Developmental regulation of long-range neuroblast migration by Eph/ephrin signaling

In the developing mouse anterior forebrain, the rostral migratory stream (RMS) supports continued proliferation and efficient transportation of large quantities of neuroblasts from the ventricular-subventricular (V-SVZ) stem cell niche to the olfactory bulb (OB). Astrocytes aid this migration by providing a glial network through which chains of fasciculated neuroblasts move. The largest receptor tyrosine kinase family, Eph receptors, and their ephrin ligands have been implicated in controlling neuroblast migration and astrocyte organization within this pathway. However, a clear understanding of the regulatory mechanisms underlying Eph/ephrin signaling remains elusive, in part due to the complexity of heterogeneous expression patterns in both neuroblasts and astrocytes, as well as the cytoarchitectural changes that occur during postnatal development.

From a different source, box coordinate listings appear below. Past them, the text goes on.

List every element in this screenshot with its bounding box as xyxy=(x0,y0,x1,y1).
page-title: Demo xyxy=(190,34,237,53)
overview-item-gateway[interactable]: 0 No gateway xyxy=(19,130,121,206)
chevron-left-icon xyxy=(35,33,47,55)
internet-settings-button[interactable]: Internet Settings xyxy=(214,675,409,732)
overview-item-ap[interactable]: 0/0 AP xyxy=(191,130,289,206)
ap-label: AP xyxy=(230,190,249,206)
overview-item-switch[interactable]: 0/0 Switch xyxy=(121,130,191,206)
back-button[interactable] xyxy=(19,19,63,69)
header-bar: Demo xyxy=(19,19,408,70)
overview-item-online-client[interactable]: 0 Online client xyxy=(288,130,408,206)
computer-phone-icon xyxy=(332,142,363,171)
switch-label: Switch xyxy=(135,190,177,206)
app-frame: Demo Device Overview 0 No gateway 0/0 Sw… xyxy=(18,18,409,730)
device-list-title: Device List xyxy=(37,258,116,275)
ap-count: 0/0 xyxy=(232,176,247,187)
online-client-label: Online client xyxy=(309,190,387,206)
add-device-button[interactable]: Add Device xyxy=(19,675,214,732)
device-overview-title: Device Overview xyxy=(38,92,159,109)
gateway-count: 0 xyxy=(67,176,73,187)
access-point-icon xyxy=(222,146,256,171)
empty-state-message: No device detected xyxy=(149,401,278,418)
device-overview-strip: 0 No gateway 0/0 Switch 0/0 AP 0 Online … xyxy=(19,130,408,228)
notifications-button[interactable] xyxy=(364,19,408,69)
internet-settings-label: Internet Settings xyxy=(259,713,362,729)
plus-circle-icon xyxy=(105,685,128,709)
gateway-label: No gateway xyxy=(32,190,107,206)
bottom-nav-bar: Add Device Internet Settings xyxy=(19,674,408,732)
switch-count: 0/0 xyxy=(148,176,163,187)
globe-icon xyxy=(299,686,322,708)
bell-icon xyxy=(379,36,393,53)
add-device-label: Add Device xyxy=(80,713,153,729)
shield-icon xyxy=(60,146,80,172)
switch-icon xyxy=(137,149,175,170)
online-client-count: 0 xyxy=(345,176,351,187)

Our studies provide a framework to deconvolute and characterize Eph and ephrin signaling as the RMS changes from a diffuse stream of migratory neuroblasts to a highly constricted pathway of neuroblast chains within astrocytic networks. Specifically, we identify temporally regulated, cell type-specific receptor-ligand interactions, revealing the prevalence and dynamic shifts of neuroblast-neuroblast, neuroblast-astrocyte, astrocyte-astrocyte interactions. Mice were harvested at P6, P12, or P60 ages. Their brains were harvested, and the rostral migratory stream was microdissected. Live cells were sorted by FACS from dead cells and debris and analyzed using scRNA seq.